🍭Prolog🍭

21.8K 875 126
                                    

Seminggu yang lalu Ayah Ayip, yang masih kelas lima SD itu meninggal dunia karena kecelakaan lalu lintas sepulang kerja.

Bianca teman sekelasnya di KB dan TK dulu hanya bisa duduk diam menemani di pojok rumah. Wajahnya yang biasa ceria tampak serba salah. Ia ingin menghibur tapi bingung harus berkata apa.

"Ayip, kamu tinggal di rumah aku aja." Akhirnya Bianca memecah kesunyian mereka yang sangat menyesakkannya. Ia benci kesunyian.

Ayip menoleh dalam diam lalu kembali menunduk.

"Nanti kita sekolahnya bareng. Nanti kamu punya Mama sama Papa baru. Kan ada aku, Adek Zefa, Mama sama Papa."

Ayip kembali menoleh, memandang Bianca dengan kening berkerut.

"Iya, Ayip mau jadi tentara kayak Papa De sama Pakde Junanya Bian kan?" Tiba-tiba Rahil, Papa Bianca entah dari mana sudah berada di dekat mereka.

Sejak Ayah Ayip meninggal, setiap hari Rahil mengajak keluarganya ke rumah teman putri sulungnya itu. Walaupun Ayip dan Bianca berbeda sekolah saat SD, tapi mereka tetap akrab. Ayip juga sering menginap atau diajak berlibur bersama.

Ayip menatap Rahil ragu lalu mengangguk perlahan.

"Kan, Grandpanya Bianca dulu tentara. Nanti bisa tanya-tanya ke Grandpa. Tapi sebelum itu Ayip kan harus tetap sekolah, jadi Ayip tinggal sama Papa, Mama, Adek juga Adek Zefa. Adek Zefa pasti senang ada temannya tiap hari." Rahil tersenyum lembut.

"Sama Kung sama Uti juga?" Tanya Ayip takut-takut.

Rahil tersenyum lagi. "Kan Mbahkung sama Mbahuti harus jagain rumah ini. Kalau nggak ada yang jaga nanti kotor. Rusak deh. Kalau liburan nanti Ayip bisa pulang ke sini. Atau nanti kalau jalan-jalan, ajak Kung sama Uti juga."

"Iya. Iya. Nanti kita sepedaan bareng. Kayak dulu lagi. Aku baru dibelikan Papa sepeda baru. Mini warna pink. Bagus. Nanti Ayip pake yang item punyaku satunya." Ajak Bianca dengan semangat. "Nanti SMP kita bisa sekolah bareng lagi."

Ayip tampak bimbang.

"Mbahkung kan sudah sepuh. Kasihan kalau harus antar jemput Ayip kayak dulu. Mau ya, Nak?" Bujuk Rahil.
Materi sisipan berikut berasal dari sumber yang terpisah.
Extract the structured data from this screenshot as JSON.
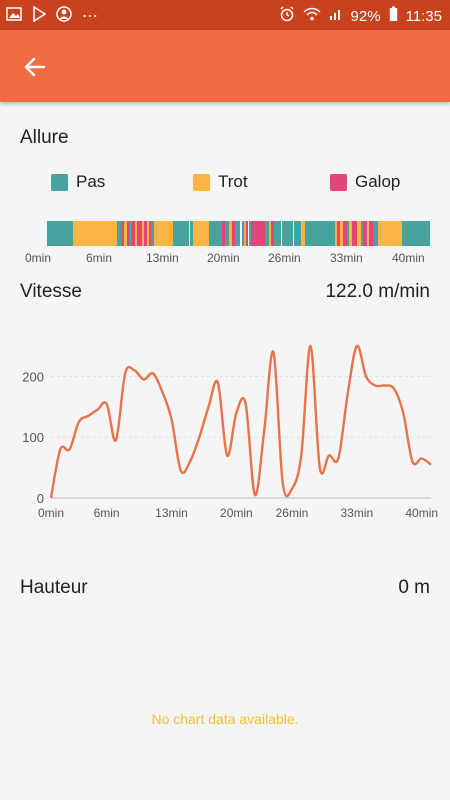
{
  "status": {
    "battery": "92%",
    "time": "11:35"
  },
  "allure": {
    "title": "Allure",
    "legend": [
      {
        "label": "Pas",
        "color": "#46a39d"
      },
      {
        "label": "Trot",
        "color": "#fdb444"
      },
      {
        "label": "Galop",
        "color": "#e2457a"
      }
    ],
    "time_labels": [
      "0min",
      "6min",
      "13min",
      "20min",
      "26min",
      "33min",
      "40min"
    ]
  },
  "vitesse": {
    "title": "Vitesse",
    "value": "122.0 m/min",
    "y_ticks": [
      "0",
      "100",
      "200"
    ],
    "x_ticks": [
      "0min",
      "6min",
      "13min",
      "20min",
      "26min",
      "33min",
      "40min"
    ]
  },
  "hauteur": {
    "title": "Hauteur",
    "value": "0 m",
    "empty_message": "No chart data available."
  },
  "colors": {
    "statusbar": "#c8421e",
    "appbar": "#ef6c44",
    "line": "#e8734a"
  },
  "chart_data": {
    "type": "line",
    "xlabel": "",
    "ylabel": "",
    "x_unit": "min",
    "ylim": [
      0,
      260
    ],
    "x": [
      0,
      1,
      2,
      3,
      4,
      5,
      6,
      7,
      8,
      9,
      10,
      11,
      12,
      13,
      14,
      15,
      16,
      17,
      18,
      19,
      20,
      21,
      22,
      23,
      24,
      25,
      26,
      27,
      28,
      29,
      30,
      31,
      32,
      33,
      34,
      35,
      36,
      37,
      38,
      39,
      40,
      41
    ],
    "series": [
      {
        "values": [
          0,
          80,
          80,
          125,
          135,
          145,
          155,
          95,
          205,
          210,
          195,
          205,
          175,
          130,
          45,
          60,
          100,
          150,
          190,
          70,
          140,
          155,
          5,
          110,
          240,
          25,
          15,
          70,
          250,
          50,
          70,
          65,
          170,
          250,
          200,
          185,
          185,
          180,
          140,
          60,
          65,
          55
        ]
      }
    ]
  }
}
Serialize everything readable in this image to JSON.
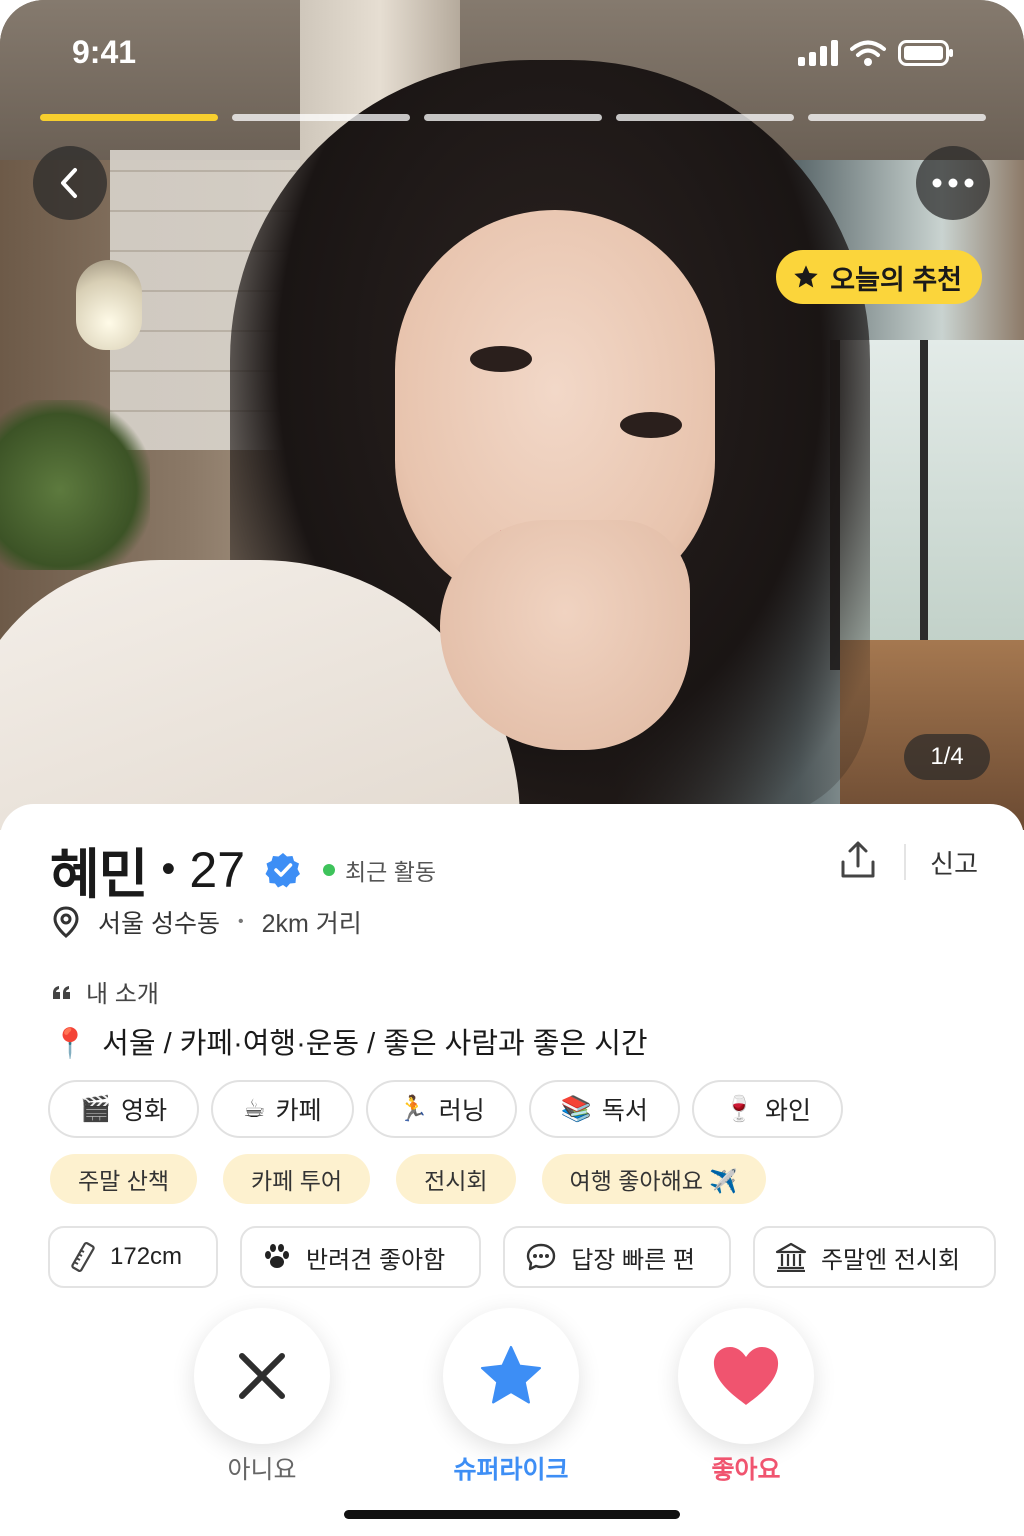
{
  "status_bar": {
    "time": "9:41"
  },
  "photo": {
    "progress_segments": 5,
    "active_segment": 1,
    "badge_label": "오늘의 추천",
    "counter": "1/4"
  },
  "profile": {
    "name": "혜민",
    "separator": "•",
    "age": "27",
    "activity": "최근 활동",
    "report_label": "신고",
    "location": "서울 성수동",
    "distance": "2km 거리",
    "intro_label": "내 소개",
    "intro_pin": "📍",
    "intro_text": "서울 / 카페·여행·운동 / 좋은 사람과 좋은 시간"
  },
  "interests": [
    {
      "emoji": "🎬",
      "label": "영화"
    },
    {
      "emoji": "☕",
      "label": "카페"
    },
    {
      "emoji": "🏃",
      "label": "러닝"
    },
    {
      "emoji": "📚",
      "label": "독서"
    },
    {
      "emoji": "🍷",
      "label": "와인"
    }
  ],
  "tags": [
    "주말 산책",
    "카페 투어",
    "전시회",
    "여행 좋아해요 ✈️"
  ],
  "info": [
    {
      "icon": "ruler-icon",
      "label": "172cm"
    },
    {
      "icon": "paw-icon",
      "label": "반려견 좋아함"
    },
    {
      "icon": "chat-icon",
      "label": "답장 빠른 편"
    },
    {
      "icon": "museum-icon",
      "label": "주말엔 전시회"
    }
  ],
  "actions": {
    "nope_label": "아니요",
    "superlike_label": "슈퍼라이크",
    "like_label": "좋아요"
  },
  "colors": {
    "accent_yellow": "#f7cf2e",
    "superlike_blue": "#3d8ef5",
    "like_pink": "#f0546f",
    "verified_blue": "#3d8ef5",
    "online_green": "#3ec35b",
    "tag_bg": "#fdf1cf"
  }
}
Selama ini setiap berangkat sekolah, Ayip selalu diantar Ayahnya. Pulangnya bersama teman yang searah.

Perlahan Ayip pun mengangguk.

"Yeeey!" Seru Bianca gembira sambil tepuk tangan. "Nanti kita belajar bareng. Ayip boleh ikut karate juga sama aku."

Mendengar Bianca menyebut karate membuat Ayip menoleh cepat dan menganga tak percaya. Ia tidak tahu kalau temannya itu ikut latihan karate. Yang ia tahu les menari dan bahasa.

"Iiih...kamu kok gitu sih? Aku udah dua tahun lho latihan karate. Nggak percaya?" Gerutu Bianca dengan mimik lucu.

"Nanti jangan pukul aku ya?" Pinta Ayip polos. Ia tak bisa membayangkan kalau kena pukul Bianca. Sejak dulu kalau kesal Bianca suka memukul dan itu sakit. Sekarang ditambah latihan karate...

"Ngapain aku mukul kamu? Aku bukan tukang mukul ih!" Bianca yang gondok langsung bangkit, menghentakkan kakinya lalu pergi.

Rahil hanya bisa istighfar dalam hati. Ayip dan Bianca terkadang suka berantem lucu seperti kali ini. Ia pun bangkit dan mengulurkan tangannya. "Yuk, kita beresin baju-baju sama buku pelajaran kamu."

"Aku pindah ke rumah Papa sekarang?" Bisik Ayip tak percaya sambil menerima uluran tangan Rahil.

Rahil mengangguk. "Iya. Lusa sudah hari senin kan sekolah? Biar besok bisa beres-beres kamar. Ayip nanti tidur sama Adek Zefa dulu ya? Nanti Papa beresin kamar satunya biar Ayip punya kamar sendiri kayak Adek sama Adek Zefa."